Karl and Hopkins had planned the classic ambush! My team wired the bridges, Lynn’s team rigged the red cars with explosives and Alfred, Karl and Wes’ teams had stirred them up by driving right into their turf and declaring war. They knew they had superior numbers so they chased us back. That’s when my guys had blown up the bridges and Lynn’s team used the burning cars piled in alleys and people in houses to herd them all toward 18th street. When Karl and Wes ran out of juice, they led their pursuers up 18th as well and it put 90% of our enemies in a spot where they could be bombed and shot at from 3 sides. We defeated an enemy that we know now, outnumbered us by five to one.
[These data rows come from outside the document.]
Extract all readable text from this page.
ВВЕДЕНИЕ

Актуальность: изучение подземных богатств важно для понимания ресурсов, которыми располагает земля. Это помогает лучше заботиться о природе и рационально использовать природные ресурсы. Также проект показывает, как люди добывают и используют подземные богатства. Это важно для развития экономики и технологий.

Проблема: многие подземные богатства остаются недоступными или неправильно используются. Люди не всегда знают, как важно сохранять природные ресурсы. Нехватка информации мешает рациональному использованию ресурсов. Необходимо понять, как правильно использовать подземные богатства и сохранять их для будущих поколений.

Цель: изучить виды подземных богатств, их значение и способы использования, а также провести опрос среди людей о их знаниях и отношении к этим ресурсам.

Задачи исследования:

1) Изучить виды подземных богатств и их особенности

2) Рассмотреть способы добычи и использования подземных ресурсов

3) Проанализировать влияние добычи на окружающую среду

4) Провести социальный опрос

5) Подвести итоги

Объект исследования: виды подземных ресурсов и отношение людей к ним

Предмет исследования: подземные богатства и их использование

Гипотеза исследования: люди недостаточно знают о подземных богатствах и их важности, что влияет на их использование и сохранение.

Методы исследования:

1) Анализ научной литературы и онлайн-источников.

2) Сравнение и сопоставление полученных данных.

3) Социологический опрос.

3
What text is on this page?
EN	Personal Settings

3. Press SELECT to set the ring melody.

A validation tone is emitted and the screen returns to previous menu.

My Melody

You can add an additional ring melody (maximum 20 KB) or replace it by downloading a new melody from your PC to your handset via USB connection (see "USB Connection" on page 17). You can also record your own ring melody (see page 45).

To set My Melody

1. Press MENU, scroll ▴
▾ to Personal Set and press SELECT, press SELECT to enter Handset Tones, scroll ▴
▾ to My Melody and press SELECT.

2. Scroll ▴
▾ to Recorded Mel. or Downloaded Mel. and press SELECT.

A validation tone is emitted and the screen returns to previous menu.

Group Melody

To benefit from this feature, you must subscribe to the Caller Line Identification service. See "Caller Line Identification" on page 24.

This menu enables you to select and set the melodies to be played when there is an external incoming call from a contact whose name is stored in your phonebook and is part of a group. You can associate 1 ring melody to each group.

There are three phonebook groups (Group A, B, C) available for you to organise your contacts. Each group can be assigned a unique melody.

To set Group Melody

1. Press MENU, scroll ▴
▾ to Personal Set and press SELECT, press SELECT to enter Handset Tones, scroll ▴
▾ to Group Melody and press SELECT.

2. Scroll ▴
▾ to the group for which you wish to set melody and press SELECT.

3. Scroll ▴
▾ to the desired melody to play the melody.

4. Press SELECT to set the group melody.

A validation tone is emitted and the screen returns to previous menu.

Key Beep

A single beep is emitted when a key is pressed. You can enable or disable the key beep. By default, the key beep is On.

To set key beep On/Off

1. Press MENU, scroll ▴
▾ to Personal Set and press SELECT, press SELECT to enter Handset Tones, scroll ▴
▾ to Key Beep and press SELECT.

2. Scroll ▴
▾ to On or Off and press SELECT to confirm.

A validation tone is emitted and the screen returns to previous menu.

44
As we herded the walking wounded to I-35, we started to again meet with resistance. All of the enemies, who couldn’t cross because we dynamited the bridges, had made it to 35 and their gunships were beginning to appear and we had to stop because we were taking fire. That’s when Karl’s radio keyed up.
“Hey Ese.” Said a confident voice on the other end. Karl and I looked at each other like What the Hell. “Come in Fonzie, this is Juan Silva.”
Karl picked up his radio. “What’s up, Captain?”
“Joo don’t worry,” said Silva calmly. We knew he was the leader of the South Siders. “We handle these jotos from here. We got a bill to collect from these fuckers. You won’t see them again, you got my word and the word of all my people.”
“I’m not complaining, Silva.” Said Karl, “But why help us out?”
“Joo give us our space and respect. These O-Dawgs don’t respect anyone. They was supposed to chare their supplies in exchange for protection, but the pendejos just steal from us. Besides, my stupid sister thinks you’re cute”
“Have at ‘em then,” said Karl. “I gotta warn you, though. As soon as they cross the bridge, get your peeps offa there.”
“What for?” asked Silva.
“AAaaaay” Said Karl, impersonating the Fonz character from Happy Days. “Just trust the Fonz, OK?”
“Si Fonzie” said Silva. “Joo better get back now.”
“Si señor.” Karl hit the brakes and turned off his radio, “so that’s where that Fonz shit came from. I’ll be a son of a bitch!”
That’s when the Mexicans cut loose and nobody was prepared for that shit.